Multi-agent orchestration: agents that call agents¶
Everything above describes a human driving a single agent that occasionally delegates. But the same primitive composes one level up: an agent can itself be built as an orchestrator whose main job is to call other agents, read their outputs, decide what to do next, and run the loop autonomously until a larger task is done. The human briefs the orchestrator once; the orchestrator coordinates the rest.
A realistic shape:
- An orchestrator agent receives "ship a new endpoint for X".
- It calls a research subagent to map the existing code.
- It calls a planner subagent to produce a step-by-step plan.

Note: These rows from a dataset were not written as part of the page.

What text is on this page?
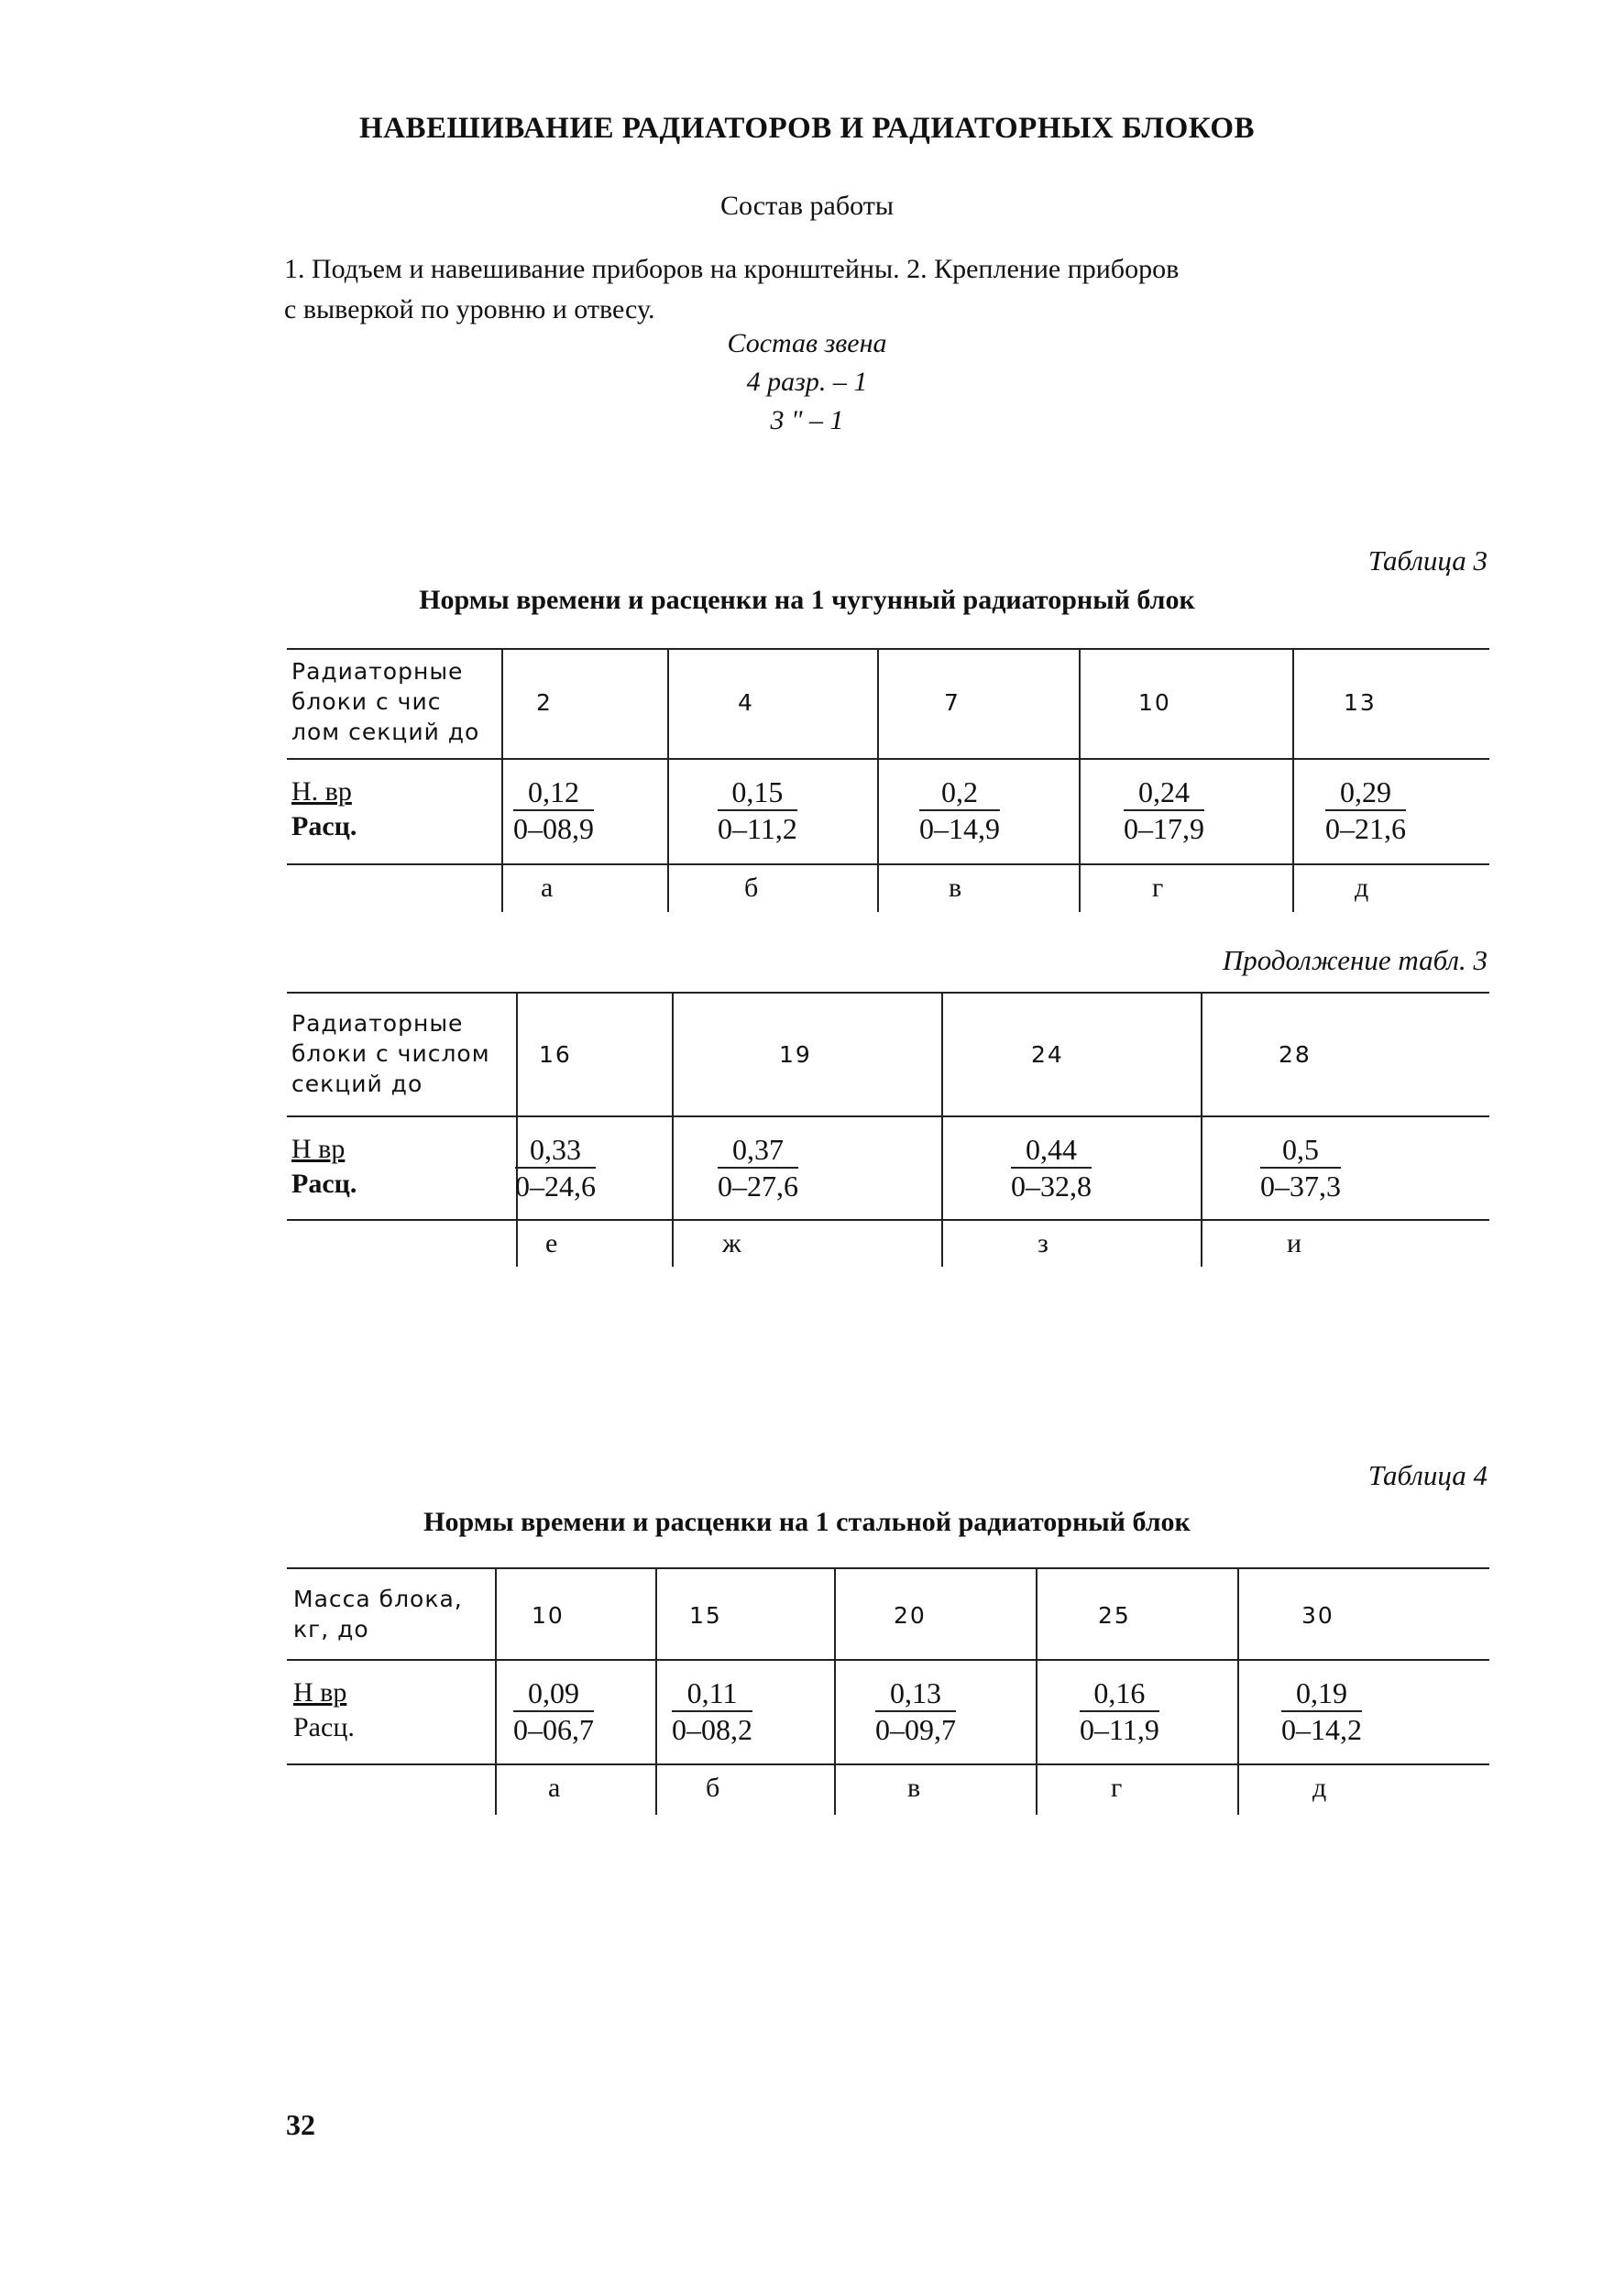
НАВЕШИВАНИЕ РАДИАТОРОВ И РАДИАТОРНЫХ БЛОКОВ
Состав работы
1. Подъем и навешивание приборов на кронштейны. 2. Крепление приборов
с выверкой по уровню и отвесу.
Состав звена
4 разр. – 1
3 " – 1
Таблица 3
Нормы времени и расценки на 1 чугунный радиаторный блок
Радиаторные
блоки с чис
лом секций до
2	4	7	10	13
Н. вр
Расц.	$\frac{0,12}{0-08,9}$	$\frac{0,15}{0-11,2}$	$\frac{0,2}{0-14,9}$	$\frac{0,24}{0-17,9}$	$\frac{0,29}{0-21,6}$
а	б	в	г	д
Продолжение табл. 3
Радиаторные
блоки с числом
секций до
16	19	24	28
Н вр
Расц.	$\frac{0,33}{0-24,6}$	$\frac{0,37}{0-27,6}$	$\frac{0,44}{0-32,8}$	$\frac{0,5}{0-37,3}$
е	ж	з	и
Таблица 4
Нормы времени и расценки на 1 стальной радиаторный блок
Масса блока,
кг, до
10	15	20	25	30
Н вр
Расц.	$\frac{0,09}{0-06,7}$	$\frac{0,11}{0-08,2}$	$\frac{0,13}{0-09,7}$	$\frac{0,16}{0-11,9}$	$\frac{0,19}{0-14,2}$
а	б	в	г	д
32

- It calls a coder subagent to implement each step.
- It calls a reviewer subagent (or runs tests/lint as tools) to verify.
- If the reviewer fails, it loops back to the coder with the feedback.
- Only when the verification loop closes does it hand back to the human.
Each subagent stays narrow and stateless; the orchestrator carries the high-level intent and the synthesis. This is how you scale a single human's attention across long-running, multi-step work — and it's the natural bridge between "I drive the agent" and "the agent runs an SDLC phase end-to-end".
Orchestration multiplies both leverage and blast radius
A subagent that ships broken code wastes minutes. An autonomous orchestrator that ships broken code for an hour wastes an hour. Multi-agent setups need stronger verification loops, clearer stop conditions, and tighter sandboxing — not weaker. Don't reach for orchestration until your single-agent verification story is solid (see chapter 1).
The fatal failure mode¶
Never delegate the synthesis that was yours to do
In a human-driven session, the moment you ask a subagent "...and then decide which approach we should take and start implementing it," you've handed away the most important part of the job. The subagent doesn't have your full context, doesn't know the trade-offs you've already weighed, and doesn't carry the responsibility for the result.
Orchestration looks like an exception but isn't: an orchestrator does synthesize across its subagents — that's its job. What stays with the human is one level up: deciding what problem to solve, what "done" means, and how success will be verified. Delegate that, and no amount of orchestration will save you.
Key takeaway¶
Key takeaway
Subagents are for protecting context, parallelizing, and orchestrating autonomous work — not for offloading the thinking that defines the task. Delegate the gathering and the loop; keep the goal, the trade-offs, and the acceptance check.